Se han vivido semanas de protestas similares, aún más grandes, en Chile, un país que muchas veces se considera un modelo de desarrollo en América Latina, que ha culminado en el compromiso de escribir una nueva constitución. Ecuador también pasó por unas semanas de manifestaciones muy fuertes en octubre, con algunos brotes de violencia. Y, desde luego, Evo Morales, quien fue hasta hace poco presidente de Bolivia, ya vive en México gracias a protestas que lo expulsaron del poder, después de unas elecciones muy cuestionadas.

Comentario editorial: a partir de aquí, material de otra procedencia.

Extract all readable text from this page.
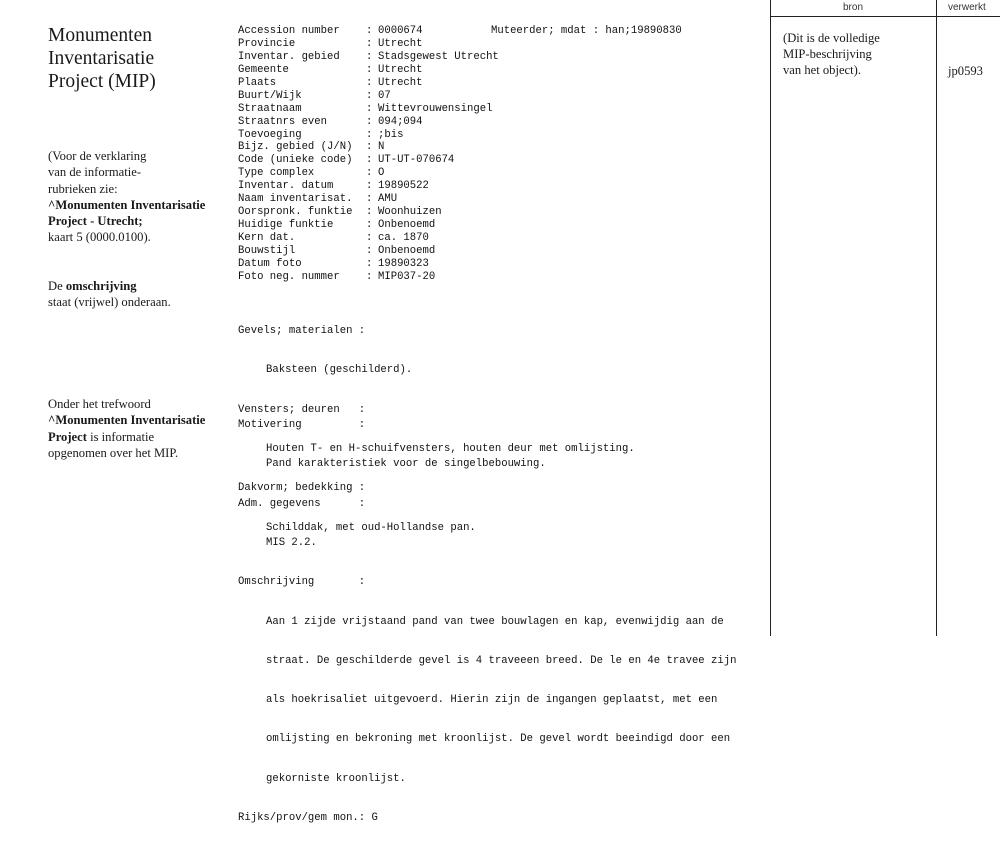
Monumenten
Inventarisatie
Project (MIP)
(Voor de verklaring
van de informatie-
rubrieken zie:
^Monumenten Inventarisatie
Project - Utrecht;
kaart 5 (0000.0100).
De omschrijving
staat (vrijwel) onderaan.
Onder het trefwoord
^Monumenten Inventarisatie
Project is informatie
opgenomen over het MIP.
Muteerder; mdat : han;19890830
Accession number	: 0000674
Provincie	: Utrecht
Inventar. gebied	: Stadsgewest Utrecht
Gemeente	: Utrecht
Plaats	: Utrecht
Buurt/Wijk	: 07
Straatnaam	: Wittevrouwensingel
Straatnrs even	: 094;094
Toevoeging	: ;bis
Bijz. gebied (J/N)	: N
Code (unieke code)	: UT-UT-070674
Type complex	: O
Inventar. datum	: 19890522
Naam inventarisat.	: AMU
Oorspronk. funktie	: Woonhuizen
Huidige funktie	: Onbenoemd
Kern dat.	: ca. 1870
Bouwstijl	: Onbenoemd
Datum foto	: 19890323
Foto neg. nummer	: MIP037-20

Gevels; materialen :

Baksteen (geschilderd).

Vensters; deuren   :

Houten T- en H-schuifvensters, houten deur met omlijsting.

Dakvorm; bedekking :

Schilddak, met oud-Hollandse pan.

Motivering         :

Pand karakteristiek voor de singelbebouwing.

Adm. gegevens      :

MIS 2.2.

Omschrijving       :

Aan 1 zijde vrijstaand pand van twee bouwlagen en kap, evenwijdig aan de

straat. De geschilderde gevel is 4 traveeen breed. De le en 4e travee zijn

als hoekrisaliet uitgevoerd. Hierin zijn de ingangen geplaatst, met een

omlijsting en bekroning met kroonlijst. De gevel wordt beeindigd door een

gekorniste kroonlijst.

Rijks/prov/gem mon.: G

bron	verwerkt
(Dit is de volledige
MIP-beschrijving
van het object).	jp0593
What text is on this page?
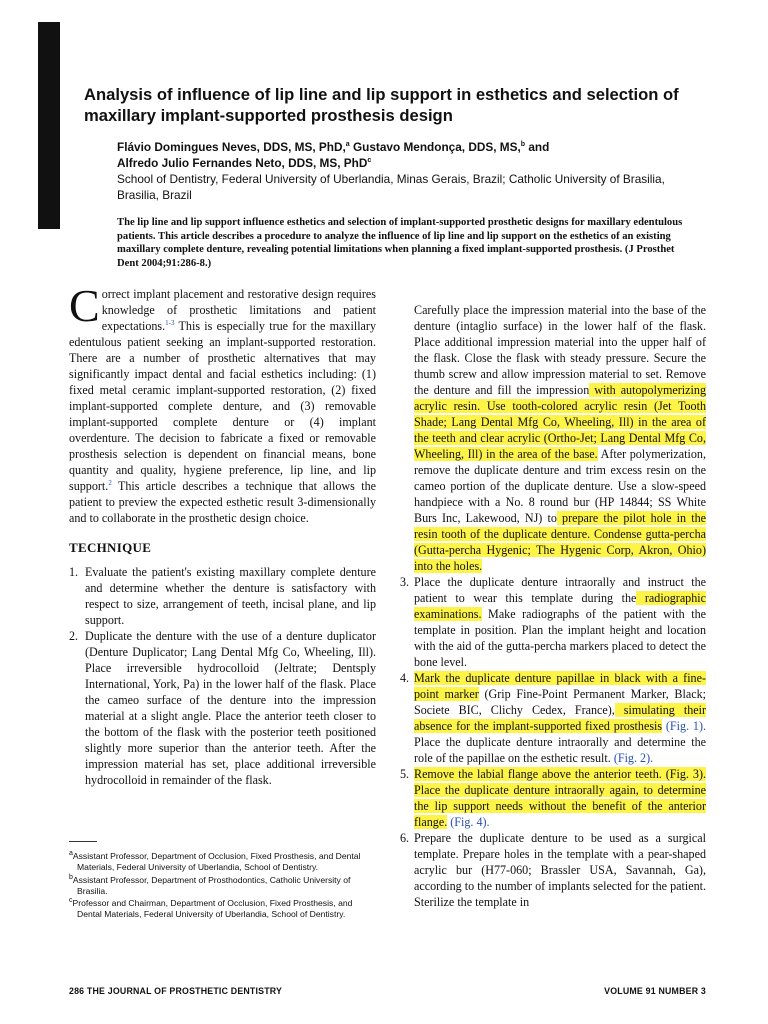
Analysis of influence of lip line and lip support in esthetics and selection of maxillary implant-supported prosthesis design
Flávio Domingues Neves, DDS, MS, PhD,$^a$ Gustavo Mendonça, DDS, MS,$^b$ and
Alfredo Julio Fernandes Neto, DDS, MS, PhD$^c$
School of Dentistry, Federal University of Uberlandia, Minas Gerais, Brazil; Catholic University of Brasilia, Brasilia, Brazil
The lip line and lip support influence esthetics and selection of implant-supported prosthetic designs for maxillary edentulous patients. This article describes a procedure to analyze the influence of lip line and lip support on the esthetics of an existing maxillary complete denture, revealing potential limitations when planning a fixed implant-supported prosthesis. (J Prosthet Dent 2004;91:286-8.)

Correct implant placement and restorative design requires knowledge of prosthetic limitations and patient expectations.$^{1-3}$ This is especially true for the maxillary edentulous patient seeking an implant-supported restoration. There are a number of prosthetic alternatives that may significantly impact dental and facial esthetics including: (1) fixed metal ceramic implant-supported restoration, (2) fixed implant-supported complete denture, and (3) removable implant-supported complete denture or (4) implant overdenture. The decision to fabricate a fixed or removable prosthesis selection is dependent on financial means, bone quantity and quality, hygiene preference, lip line, and lip support.$^2$ This article describes a technique that allows the patient to preview the expected esthetic result 3-dimensionally and to collaborate in the prosthetic design choice.

TECHNIQUE
1. Evaluate the patient's existing maxillary complete denture and determine whether the denture is satisfactory with respect to size, arrangement of teeth, incisal plane, and lip support.
2. Duplicate the denture with the use of a denture duplicator (Denture Duplicator; Lang Dental Mfg Co, Wheeling, Ill). Place irreversible hydrocolloid (Jeltrate; Dentsply International, York, Pa) in the lower half of the flask. Place the cameo surface of the denture into the impression material at a slight angle. Place the anterior teeth closer to the bottom of the flask with the posterior teeth positioned slightly more superior than the anterior teeth. After the impression material has set, place additional irreversible hydrocolloid in remainder of the flask.
$^a$Assistant Professor, Department of Occlusion, Fixed Prosthesis, and Dental Materials, Federal University of Uberlandia, School of Dentistry.
$^b$Assistant Professor, Department of Prosthodontics, Catholic University of Brasilia.
$^c$Professor and Chairman, Department of Occlusion, Fixed Prosthesis, and Dental Materials, Federal University of Uberlandia, School of Dentistry.

Carefully place the impression material into the base of the denture (intaglio surface) in the lower half of the flask. Place additional impression material into the upper half of the flask. Close the flask with steady pressure. Secure the thumb screw and allow impression material to set. Remove the denture and fill the impression with autopolymerizing acrylic resin. Use tooth-colored acrylic resin (Jet Tooth Shade; Lang Dental Mfg Co, Wheeling, Ill) in the area of the teeth and clear acrylic (Ortho-Jet; Lang Dental Mfg Co, Wheeling, Ill) in the area of the base. After polymerization, remove the duplicate denture and trim excess resin on the cameo portion of the duplicate denture. Use a slow-speed handpiece with a No. 8 round bur (HP 14844; SS White Burs Inc, Lakewood, NJ) to prepare the pilot hole in the resin tooth of the duplicate denture. Condense gutta-percha (Gutta-percha Hygenic; The Hygenic Corp, Akron, Ohio) into the holes.

3. Place the duplicate denture intraorally and instruct the patient to wear this template during the radiographic examinations. Make radiographs of the patient with the template in position. Plan the implant height and location with the aid of the gutta-percha markers placed to detect the bone level.
4. Mark the duplicate denture papillae in black with a fine-point marker (Grip Fine-Point Permanent Marker, Black; Societe BIC, Clichy Cedex, France), simulating their absence for the implant-supported fixed prosthesis (Fig. 1). Place the duplicate denture intraorally and determine the role of the papillae on the esthetic result. (Fig. 2).
5. Remove the labial flange above the anterior teeth. (Fig. 3). Place the duplicate denture intraorally again, to determine the lip support needs without the benefit of the anterior flange. (Fig. 4).
6. Prepare the duplicate denture to be used as a surgical template. Prepare holes in the template with a pear-shaped acrylic bur (H77-060; Brassler USA, Savannah, Ga), according to the number of implants selected for the patient. Sterilize the template in
286 THE JOURNAL OF PROSTHETIC DENTISTRY	VOLUME 91 NUMBER 3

Y esto no solo está pasando en las Américas, sino en Francia, Líbano, Irán y otros países justo en estos momentos. Los detonadores han sido distintos en cada país: algunos ligados a temas electorales y la mayoría a cambios en política económica. Han tenido lugar frente a gobiernos de derecha, izquierda y centro.

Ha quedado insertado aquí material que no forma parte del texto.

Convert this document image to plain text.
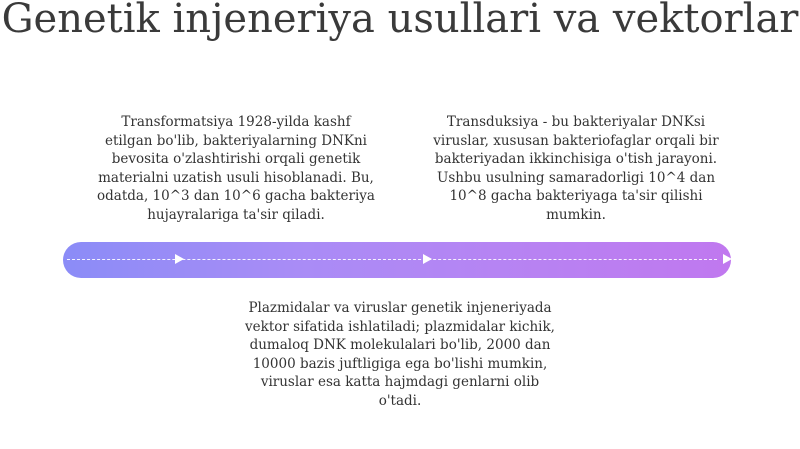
Genetik injeneriya usullari va vektorlar

Transformatsiya 1928-yilda kashf etilgan bo'lib, bakteriyalarning DNKni bevosita o'zlashtirishi orqali genetik materialni uzatish usuli hisoblanadi. Bu, odatda, 10^3 dan 10^6 gacha bakteriya hujayralariga ta'sir qiladi.

Transduksiya - bu bakteriyalar DNKsi viruslar, xususan bakteriofaglar orqali bir bakteriyadan ikkinchisiga o'tish jarayoni. Ushbu usulning samaradorligi 10^4 dan 10^8 gacha bakteriyaga ta'sir qilishi mumkin.

Plazmidalar va viruslar genetik injeneriyada vektor sifatida ishlatiladi; plazmidalar kichik, dumaloq DNK molekulalari bo'lib, 2000 dan 10000 bazis juftligiga ega bo'lishi mumkin, viruslar esa katta hajmdagi genlarni olib o'tadi.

Lo que estas protestas parecen tener en común es una capacidad organizativa que rebasa las formas tradicionales de convocatoria y dependen mucho de las redes sociales. Como consecuencia de esta fluidez mediática, también representan demandas diversas y menos específicas que las protestas tradicionales organizadas por grupos de interés y partidos políticos. Detrás de estas protestas yace una frustración más generalizada de que el sistema político está roto y que faltan formas adecuadas de mediación entre los ciudadanos y los gobernantes.

Sin duda, pueden surgir en algunos casos resultados positivos de estos temblores populares. En Chile, se ha necesitado un nuevo pacto social y político que no dependía de los esquemas desarrollados durante la dictadura de Augusto Pinochet. En Bolivia, el gobierno de Evo Morales, que logró mucho en crecimiento económico y equidad social durante sus primeros años, había virado hacia un autoritarismo peligroso. Y en muchos países, estos movimientos sirven para llamar la atención a los déficits en materia económica y social.

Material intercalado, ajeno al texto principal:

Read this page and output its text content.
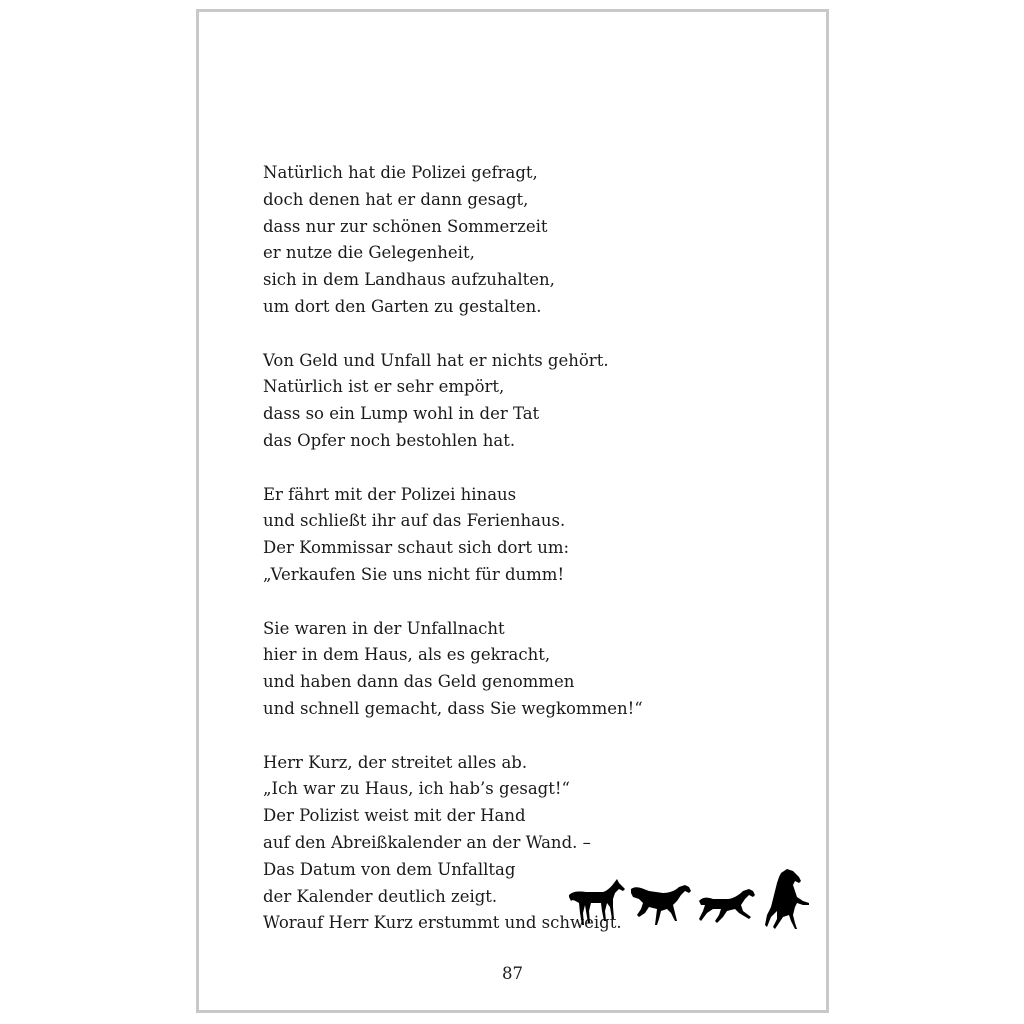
Natürlich hat die Polizei gefragt,
doch denen hat er dann gesagt,
dass nur zur schönen Sommerzeit
er nutze die Gelegenheit,
sich in dem Landhaus aufzuhalten,
um dort den Garten zu gestalten.
Von Geld und Unfall hat er nichts gehört.
Natürlich ist er sehr empört,
dass so ein Lump wohl in der Tat
das Opfer noch bestohlen hat.
Er fährt mit der Polizei hinaus
und schließt ihr auf das Ferienhaus.
Der Kommissar schaut sich dort um:
„Verkaufen Sie uns nicht für dumm!
Sie waren in der Unfallnacht
hier in dem Haus, als es gekracht,
und haben dann das Geld genommen
und schnell gemacht, dass Sie wegkommen!“
Herr Kurz, der streitet alles ab.
„Ich war zu Haus, ich hab’s gesagt!“
Der Polizist weist mit der Hand
auf den Abreißkalender an der Wand. –
Das Datum von dem Unfalltag
der Kalender deutlich zeigt.
Worauf Herr Kurz erstummt und schweigt.
87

Pero como son movimientos muy descentralizados, no siempre tienen fines claros y a veces se pueden prestar a manipulaciones de parte de grupos de presión política más organizados. Es legítimo y sano que los ciudadanos protesten. Las consecuencias de estas protestas no siempre son fáciles de predecir.

Quizás estos movimientos son un recordatorio de que la democracia depende no sólo de elecciones, sino de un valor más fundamental: de cómo trasladar las voluntades populares (que son muchas y a veces contradictorias) a la política pública, respetando las libertades y derechos de todos los ciudadanos en el proceso. Las elecciones son herramientas claves, pero no son la democracia por sí solas.

A veces se necesita que los ciudadanos alcen sus voces para corregir fallas en el funcionamiento del sistema y para sacudir a los procesos democráticos oxidados. Pero estas sacudidas, si bien son parte fundamental de la democracia, también conllevan sus propios riesgos.